Impulse Theatre's The Path
Where: English Inn, 429 Lampson St., Esquimalt
When: Wednesdays and Thursdays at 6 p.m., today through July 26
Tickets: $15 ($12 student/ senior/youth) at the door
Real estate agents aren't the only ones who recognize the importance of location.
Impulse Theatre, a young local company that blends dance with theatre, regularly takes inspiration from its surroundings through site-specific performance.
"It's taking outdoor, unusual venues and turning them into a place where an audience can enjoy or be challenged by theatre or even dance," said artistic director Andrew Barrett.
The 22-year-old, who just graduated from the University of Victoria's theatre program, founded the company in 2010. As its title suggests, it was an impulsive move - he and two friends decided to perform on a rock in James Bay and have continued creating works since.
Barrett has staged sitespecific shows in Banfield Park, on the Selkirk Waterfront, at Point Ellice House and at the fountain outside UVic's library. The company has also performed in more conventional theatres, through Intrepid Theatre's You Show, the Fringe Festival and Light on Our Feet.
Tonight, they'll take theatre into yet another new venue: the gardens of Esquimalt's English Inn. They created The Path onsite, while exploring the natural environment and sharing whatever pieces of myth it inspired, which Barrett edited into a story.
"The story of The Path follows a being called Lamia, who was created out of humanity's need to break the shackles of the gods who control life and death," said Barrett. "So The Path is her last-ditch plan to fulfill her objective, what she was born to do."
The cast of 13, composed primarily of UVic theatre students, will perform in Barrett's signature hybrid theatre-dance style.
"I like to call it physical storytelling," he said. "Because it's movement based, but there's always a story there."
Barrett, who grew up on Saltspring Island, named as mentors performance artist Ingrid Hansen of SNAFU Dance Theatre and Connie Cooke, artistic director of the Victoria School of Contemporary Dance. He also said the year he spent at the Gulf Island School of Performing Arts instilled a belief in genre-crossing performance.
"I found that really influenced how I create theatre, because it was a very collective ensemble," he said.

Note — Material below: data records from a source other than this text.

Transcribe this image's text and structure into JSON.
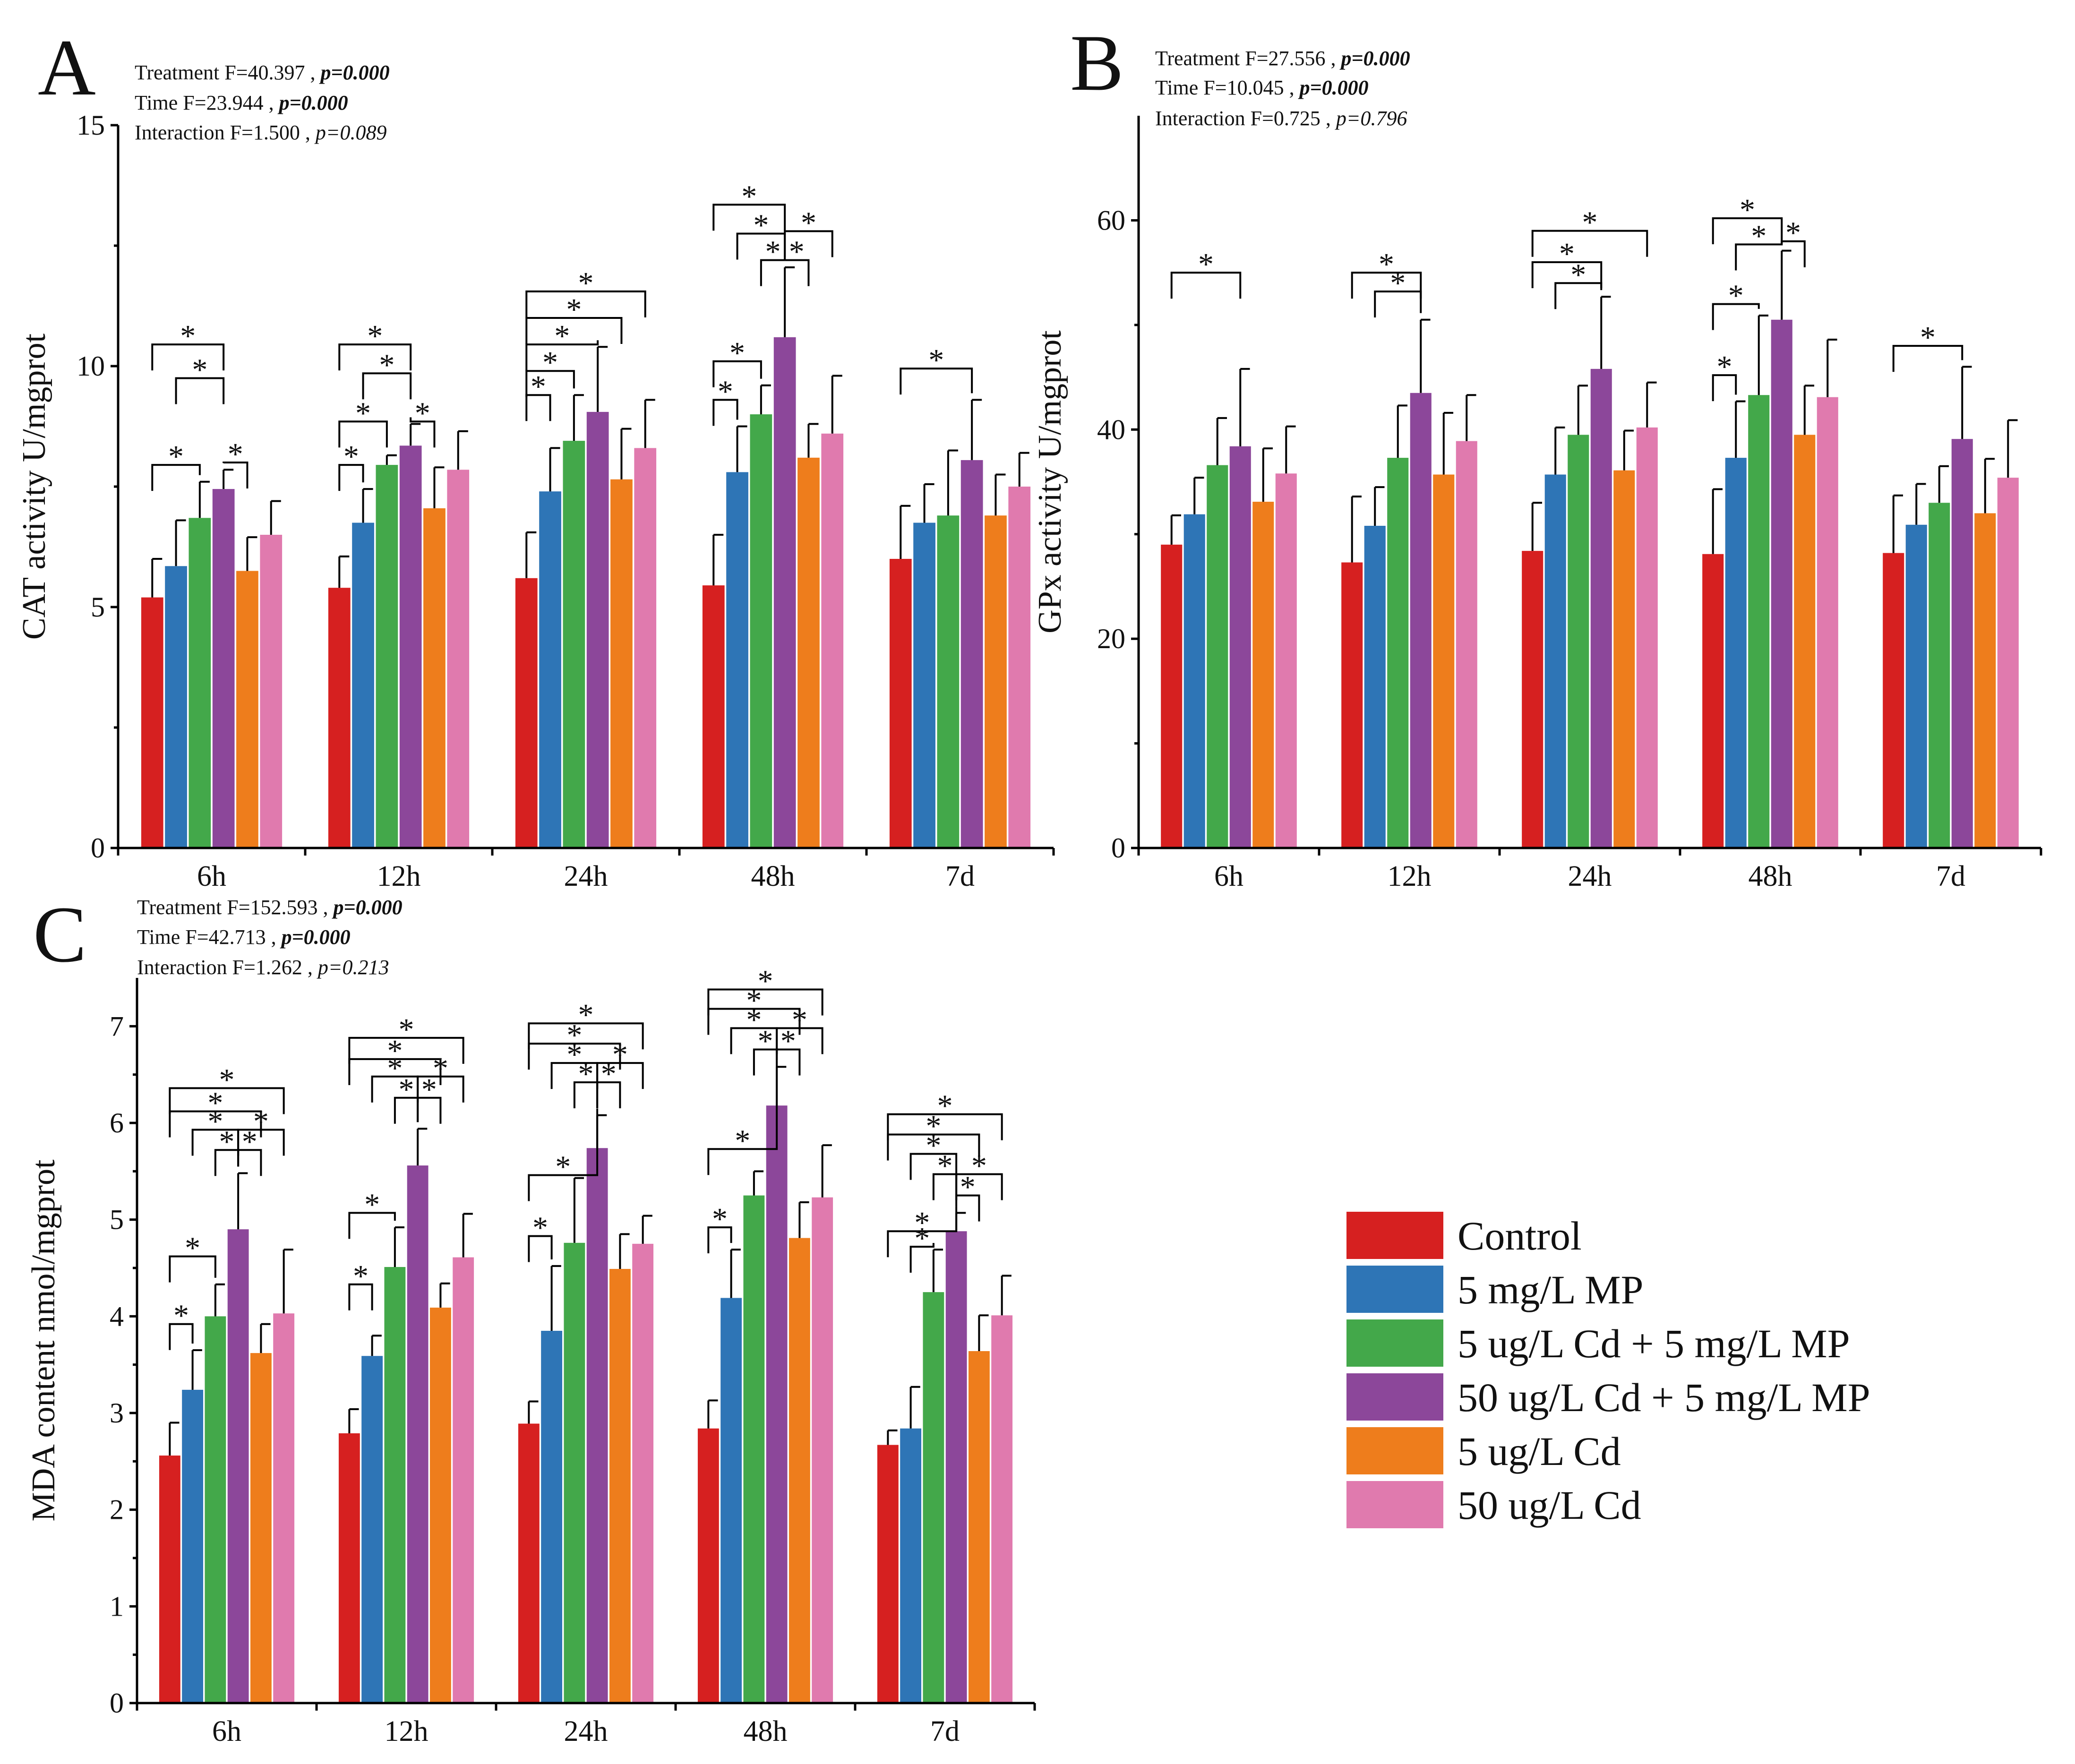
{
  "legend": [
    {
      "label": "Control",
      "color": "#d62020"
    },
    {
      "label": "5 mg/L MP",
      "color": "#2e75b6"
    },
    {
      "label": "5 ug/L Cd + 5 mg/L MP",
      "color": "#43a84a"
    },
    {
      "label": "50 ug/L Cd + 5 mg/L MP",
      "color": "#8c479a"
    },
    {
      "label": "5 ug/L Cd",
      "color": "#ee7d1c"
    },
    {
      "label": "50 ug/L Cd",
      "color": "#e07aae"
    }
  ],
  "chart_data": [
    {
      "panel": "A",
      "type": "bar",
      "ylabel": "CAT activity  U/mgprot",
      "ylim": [
        0,
        15
      ],
      "yticks": [
        0,
        5,
        10,
        15
      ],
      "categories": [
        "6h",
        "12h",
        "24h",
        "48h",
        "7d"
      ],
      "stats": [
        {
          "text": "Treatment F=40.397 , ",
          "p": "p=0.000",
          "bold": true
        },
        {
          "text": "Time F=23.944 , ",
          "p": "p=0.000",
          "bold": true
        },
        {
          "text": "Interaction F=1.500 , ",
          "p": "p=0.089",
          "bold": false
        }
      ],
      "series": [
        {
          "name": "Control",
          "values": [
            5.2,
            5.4,
            5.6,
            5.45,
            6.0
          ],
          "errors": [
            0.8,
            0.65,
            0.95,
            1.05,
            1.1
          ]
        },
        {
          "name": "5 mg/L MP",
          "values": [
            5.85,
            6.75,
            7.4,
            7.8,
            6.75
          ],
          "errors": [
            0.95,
            0.7,
            0.9,
            0.95,
            0.8
          ]
        },
        {
          "name": "5 ug/L Cd + 5 mg/L MP",
          "values": [
            6.85,
            7.95,
            8.45,
            9.0,
            6.9
          ],
          "errors": [
            0.75,
            0.2,
            0.95,
            0.6,
            1.35
          ]
        },
        {
          "name": "50 ug/L Cd + 5 mg/L MP",
          "values": [
            7.45,
            8.35,
            9.05,
            10.6,
            8.05
          ],
          "errors": [
            0.4,
            0.45,
            1.35,
            1.45,
            1.25
          ]
        },
        {
          "name": "5 ug/L Cd",
          "values": [
            5.75,
            7.05,
            7.65,
            8.1,
            6.9
          ],
          "errors": [
            0.7,
            0.85,
            1.05,
            0.7,
            0.85
          ]
        },
        {
          "name": "50 ug/L Cd",
          "values": [
            6.5,
            7.85,
            8.3,
            8.6,
            7.5
          ],
          "errors": [
            0.7,
            0.8,
            1.0,
            1.2,
            0.7
          ]
        }
      ],
      "sig": [
        {
          "g": 0,
          "a": 0,
          "b": 3,
          "y": 10.45
        },
        {
          "g": 0,
          "a": 1,
          "b": 3,
          "y": 9.75
        },
        {
          "g": 0,
          "a": 0,
          "b": 2,
          "y": 7.95
        },
        {
          "g": 0,
          "a": 3,
          "b": 4,
          "y": 8.0
        },
        {
          "g": 1,
          "a": 0,
          "b": 3,
          "y": 10.45
        },
        {
          "g": 1,
          "a": 1,
          "b": 3,
          "y": 9.85
        },
        {
          "g": 1,
          "a": 0,
          "b": 2,
          "y": 8.85
        },
        {
          "g": 1,
          "a": 3,
          "b": 4,
          "y": 8.85
        },
        {
          "g": 1,
          "a": 0,
          "b": 1,
          "y": 7.95
        },
        {
          "g": 2,
          "a": 0,
          "b": 5,
          "y": 11.55
        },
        {
          "g": 2,
          "a": 0,
          "b": 4,
          "y": 11.0
        },
        {
          "g": 2,
          "a": 0,
          "b": 3,
          "y": 10.45
        },
        {
          "g": 2,
          "a": 0,
          "b": 2,
          "y": 9.9
        },
        {
          "g": 2,
          "a": 0,
          "b": 1,
          "y": 9.4
        },
        {
          "g": 3,
          "a": 0,
          "b": 3,
          "y": 13.35
        },
        {
          "g": 3,
          "a": 1,
          "b": 3,
          "y": 12.75
        },
        {
          "g": 3,
          "a": 3,
          "b": 5,
          "y": 12.8
        },
        {
          "g": 3,
          "a": 2,
          "b": 3,
          "y": 12.2
        },
        {
          "g": 3,
          "a": 3,
          "b": 4,
          "y": 12.2
        },
        {
          "g": 3,
          "a": 0,
          "b": 2,
          "y": 10.1
        },
        {
          "g": 3,
          "a": 0,
          "b": 1,
          "y": 9.3
        },
        {
          "g": 4,
          "a": 0,
          "b": 3,
          "y": 9.95
        }
      ]
    },
    {
      "panel": "B",
      "type": "bar",
      "ylabel": "GPx activity  U/mgprot",
      "ylim": [
        0,
        70
      ],
      "yticks": [
        0,
        20,
        40,
        60
      ],
      "categories": [
        "6h",
        "12h",
        "24h",
        "48h",
        "7d"
      ],
      "stats": [
        {
          "text": "Treatment F=27.556 , ",
          "p": "p=0.000",
          "bold": true
        },
        {
          "text": "Time F=10.045 , ",
          "p": "p=0.000",
          "bold": true
        },
        {
          "text": "Interaction F=0.725 , ",
          "p": "p=0.796",
          "bold": false
        }
      ],
      "series": [
        {
          "name": "Control",
          "values": [
            29.0,
            27.3,
            28.4,
            28.1,
            28.2
          ],
          "errors": [
            2.8,
            6.3,
            4.6,
            6.2,
            5.5
          ]
        },
        {
          "name": "5 mg/L MP",
          "values": [
            31.9,
            30.8,
            35.7,
            37.3,
            30.9
          ],
          "errors": [
            3.5,
            3.7,
            4.5,
            5.4,
            3.9
          ]
        },
        {
          "name": "5 ug/L Cd + 5 mg/L MP",
          "values": [
            36.6,
            37.3,
            39.5,
            43.3,
            33.0
          ],
          "errors": [
            4.5,
            5.0,
            4.7,
            7.6,
            3.5
          ]
        },
        {
          "name": "50 ug/L Cd + 5 mg/L MP",
          "values": [
            38.4,
            43.5,
            45.8,
            50.5,
            39.1
          ],
          "errors": [
            7.4,
            7.0,
            6.9,
            6.6,
            6.9
          ]
        },
        {
          "name": "5 ug/L Cd",
          "values": [
            33.1,
            35.7,
            36.1,
            39.5,
            32.0
          ],
          "errors": [
            5.1,
            5.9,
            3.8,
            4.7,
            5.2
          ]
        },
        {
          "name": "50 ug/L Cd",
          "values": [
            35.8,
            38.9,
            40.2,
            43.1,
            35.4
          ],
          "errors": [
            4.5,
            4.4,
            4.3,
            5.5,
            5.5
          ]
        }
      ],
      "sig": [
        {
          "g": 0,
          "a": 0,
          "b": 3,
          "y": 55.0
        },
        {
          "g": 1,
          "a": 0,
          "b": 3,
          "y": 55.0
        },
        {
          "g": 1,
          "a": 1,
          "b": 3,
          "y": 53.2
        },
        {
          "g": 2,
          "a": 0,
          "b": 5,
          "y": 59.0
        },
        {
          "g": 2,
          "a": 0,
          "b": 3,
          "y": 56.0
        },
        {
          "g": 2,
          "a": 1,
          "b": 3,
          "y": 54.0
        },
        {
          "g": 3,
          "a": 0,
          "b": 3,
          "y": 60.2
        },
        {
          "g": 3,
          "a": 1,
          "b": 3,
          "y": 57.7
        },
        {
          "g": 3,
          "a": 3,
          "b": 4,
          "y": 58.0
        },
        {
          "g": 3,
          "a": 0,
          "b": 2,
          "y": 52.0
        },
        {
          "g": 3,
          "a": 0,
          "b": 1,
          "y": 45.2
        },
        {
          "g": 4,
          "a": 0,
          "b": 3,
          "y": 48.0
        }
      ]
    },
    {
      "panel": "C",
      "type": "bar",
      "ylabel": "MDA content  nmol/mgprot",
      "ylim": [
        0,
        7.5
      ],
      "yticks": [
        0,
        1,
        2,
        3,
        4,
        5,
        6,
        7
      ],
      "categories": [
        "6h",
        "12h",
        "24h",
        "48h",
        "7d"
      ],
      "stats": [
        {
          "text": "Treatment F=152.593 , ",
          "p": "p=0.000",
          "bold": true
        },
        {
          "text": "Time F=42.713 , ",
          "p": "p=0.000",
          "bold": true
        },
        {
          "text": "Interaction F=1.262 , ",
          "p": "p=0.213",
          "bold": false
        }
      ],
      "series": [
        {
          "name": "Control",
          "values": [
            2.56,
            2.79,
            2.89,
            2.84,
            2.67
          ],
          "errors": [
            0.34,
            0.25,
            0.23,
            0.29,
            0.15
          ]
        },
        {
          "name": "5 mg/L MP",
          "values": [
            3.24,
            3.59,
            3.85,
            4.19,
            2.84
          ],
          "errors": [
            0.41,
            0.21,
            0.67,
            0.5,
            0.43
          ]
        },
        {
          "name": "5 ug/L Cd + 5 mg/L MP",
          "values": [
            4.0,
            4.51,
            4.76,
            5.25,
            4.25
          ],
          "errors": [
            0.33,
            0.41,
            0.67,
            0.25,
            0.44
          ]
        },
        {
          "name": "50 ug/L Cd + 5 mg/L MP",
          "values": [
            4.9,
            5.56,
            5.74,
            6.18,
            4.88
          ],
          "errors": [
            0.58,
            0.38,
            0.34,
            0.4,
            0.19
          ]
        },
        {
          "name": "5 ug/L Cd",
          "values": [
            3.62,
            4.09,
            4.49,
            4.81,
            3.64
          ],
          "errors": [
            0.3,
            0.25,
            0.36,
            0.37,
            0.37
          ]
        },
        {
          "name": "50 ug/L Cd",
          "values": [
            4.03,
            4.61,
            4.75,
            5.23,
            4.01
          ],
          "errors": [
            0.66,
            0.45,
            0.29,
            0.54,
            0.41
          ]
        }
      ],
      "sig": [
        {
          "g": 0,
          "a": 0,
          "b": 5,
          "y": 6.36
        },
        {
          "g": 0,
          "a": 0,
          "b": 4,
          "y": 6.12
        },
        {
          "g": 0,
          "a": 1,
          "b": 3,
          "y": 5.93
        },
        {
          "g": 0,
          "a": 3,
          "b": 5,
          "y": 5.93
        },
        {
          "g": 0,
          "a": 2,
          "b": 3,
          "y": 5.72
        },
        {
          "g": 0,
          "a": 3,
          "b": 4,
          "y": 5.72
        },
        {
          "g": 0,
          "a": 0,
          "b": 2,
          "y": 4.62
        },
        {
          "g": 0,
          "a": 0,
          "b": 1,
          "y": 3.92
        },
        {
          "g": 1,
          "a": 0,
          "b": 5,
          "y": 6.88
        },
        {
          "g": 1,
          "a": 0,
          "b": 4,
          "y": 6.66
        },
        {
          "g": 1,
          "a": 1,
          "b": 3,
          "y": 6.48
        },
        {
          "g": 1,
          "a": 3,
          "b": 5,
          "y": 6.48
        },
        {
          "g": 1,
          "a": 2,
          "b": 3,
          "y": 6.26
        },
        {
          "g": 1,
          "a": 3,
          "b": 4,
          "y": 6.26
        },
        {
          "g": 1,
          "a": 0,
          "b": 2,
          "y": 5.07
        },
        {
          "g": 1,
          "a": 0,
          "b": 1,
          "y": 4.33
        },
        {
          "g": 2,
          "a": 0,
          "b": 5,
          "y": 7.03
        },
        {
          "g": 2,
          "a": 0,
          "b": 4,
          "y": 6.82
        },
        {
          "g": 2,
          "a": 1,
          "b": 3,
          "y": 6.62
        },
        {
          "g": 2,
          "a": 3,
          "b": 5,
          "y": 6.62
        },
        {
          "g": 2,
          "a": 2,
          "b": 3,
          "y": 6.42
        },
        {
          "g": 2,
          "a": 3,
          "b": 4,
          "y": 6.42
        },
        {
          "g": 2,
          "a": 0,
          "b": 3,
          "y": 5.46
        },
        {
          "g": 2,
          "a": 0,
          "b": 1,
          "y": 4.83
        },
        {
          "g": 3,
          "a": 0,
          "b": 5,
          "y": 7.38
        },
        {
          "g": 3,
          "a": 0,
          "b": 4,
          "y": 7.18
        },
        {
          "g": 3,
          "a": 1,
          "b": 3,
          "y": 6.98
        },
        {
          "g": 3,
          "a": 3,
          "b": 5,
          "y": 6.98
        },
        {
          "g": 3,
          "a": 2,
          "b": 3,
          "y": 6.76
        },
        {
          "g": 3,
          "a": 3,
          "b": 4,
          "y": 6.76
        },
        {
          "g": 3,
          "a": 0,
          "b": 3,
          "y": 5.73
        },
        {
          "g": 3,
          "a": 0,
          "b": 1,
          "y": 4.92
        },
        {
          "g": 4,
          "a": 0,
          "b": 5,
          "y": 6.09
        },
        {
          "g": 4,
          "a": 0,
          "b": 4,
          "y": 5.88
        },
        {
          "g": 4,
          "a": 1,
          "b": 3,
          "y": 5.68
        },
        {
          "g": 4,
          "a": 3,
          "b": 5,
          "y": 5.47
        },
        {
          "g": 4,
          "a": 2,
          "b": 3,
          "y": 5.47
        },
        {
          "g": 4,
          "a": 3,
          "b": 4,
          "y": 5.25
        },
        {
          "g": 4,
          "a": 0,
          "b": 3,
          "y": 4.88
        },
        {
          "g": 4,
          "a": 1,
          "b": 2,
          "y": 4.72
        }
      ]
    }
  ]
}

The students, who concentrated in theatre, dance and music, would come together at the end of the year for a collectively created work.
"So we'd all learn how to meld it together and kind of break the [division of], 'This is a dance show; this is a theatre show; this is a music show,' " he said.
While physical storytelling and site-specific performance have been fairly consistent characteristics of Impulse Theatre productions, the future is flexible.
"I didn't start out with a goal or destination for the company and I still don't have one, which I find very liberating," he said.